Campbell/Todd was one of those poets of the time who was also something of a scientific expert (W H Auden was another: his speciality was geology) and Peter Main's introduction explains Campbell's knowledge of fungi, edible and poisonous; suspect and innocent looking. In fact, the book comes with a tipped-in colour frontispiece, a reproduction of mushrooms from the author's diary, showing close detail. For the death cap of the title is a death cap mushroom – the death cap of the judge passing sentence which ultimately must follow the denouement of Professor John Stubbs, Campbell's detective, happens off-stage.
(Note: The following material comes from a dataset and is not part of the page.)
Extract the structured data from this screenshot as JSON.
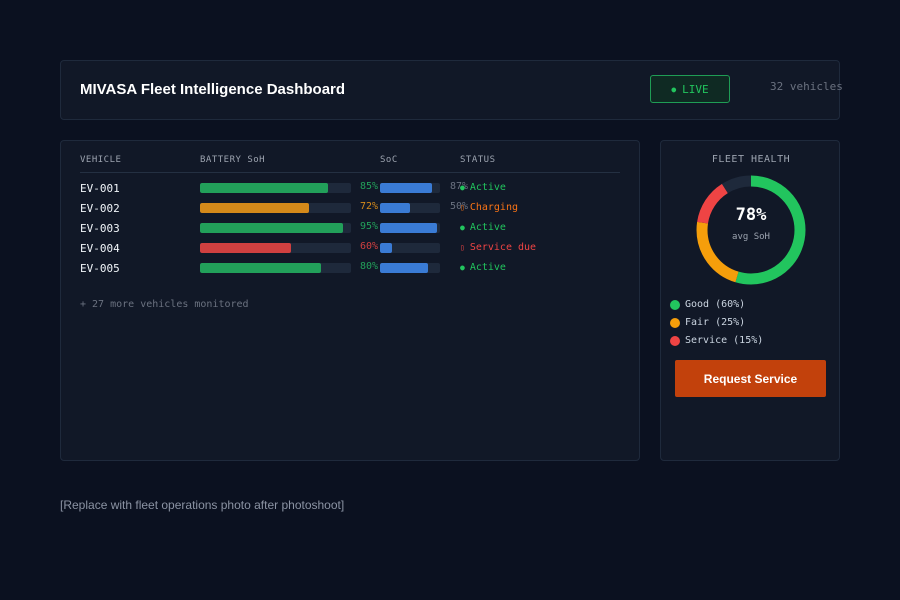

Max Boyle, Dr Stubbs' amanuensis and gofer, finds himself at a house-party at which a death will take place. The end of the war has put a lot of pressure on accommodation and this house has turned into a house of multi-occupation (though they were not that rare even before the war if you trust the evidence of a novel such as E C R Lorac's Slippery Staircase, and continued afterwards – see Colin Wilson's Adrift In Soho for a later, autobiographical example). The residents are the usual group of people you would expect to find: actors resting, artists, struggling journalists and general parasites. There is not a lot of money to go around (though the drinks bills must be enormous, and not just for Dr Stubbs who drinks like a fish), food is still on short rations, and so a meal of mushrooms on toast to end the party – when the mushrooms had been gathered in the field while the actors were at a provincial theatre and hence free to forage – would a be perfect conclusion.
The death that follows is not natural, of course, though the police are at first tempted to regard it as accidental. Dr Stubbs, however, to whom Max reports back, is a botanist and knows that something is wrong. Worse still, the mushroom collectors had had their Penguin guides to fungi with them – how or why should they have made a mistake? Or was there something in the second punnet of mushrooms, bought in the city and available in the kitchen to be tipped into the frying pan? Or was there, even, a poison added to the innocent fungi somewhere between the basement kitchen and the party floor?
Stubbs is one of those detectives whose suggestions to senior police officers are treated as instructions, but that does not stop Stubbs himself sending Max out on missions while driving himself madly about the streets of London. Using Forbes Gibbs' footnotes readers can follow these journeys on a map, and they could locate the scientific volumes which the mushroom collectors, innocent and less-knowing, have used in their collecting, but readers will wonder what Stubbs is up to when he offers a roomful of suspects two plates of their favourite dish even while he announces that one dish is poisoned.
As with their first Campbell volume, Lomax have published The Death Cap in a limited edition of 300 copies. I have one and Martin Edwards has another, if you delay there could be none left. Then study the characters, read all the way through and try to decide if Professor Stubbs is as exasperating as Max Boyle thinks him, or whether Stubbs is not, in the end, a real fun guy.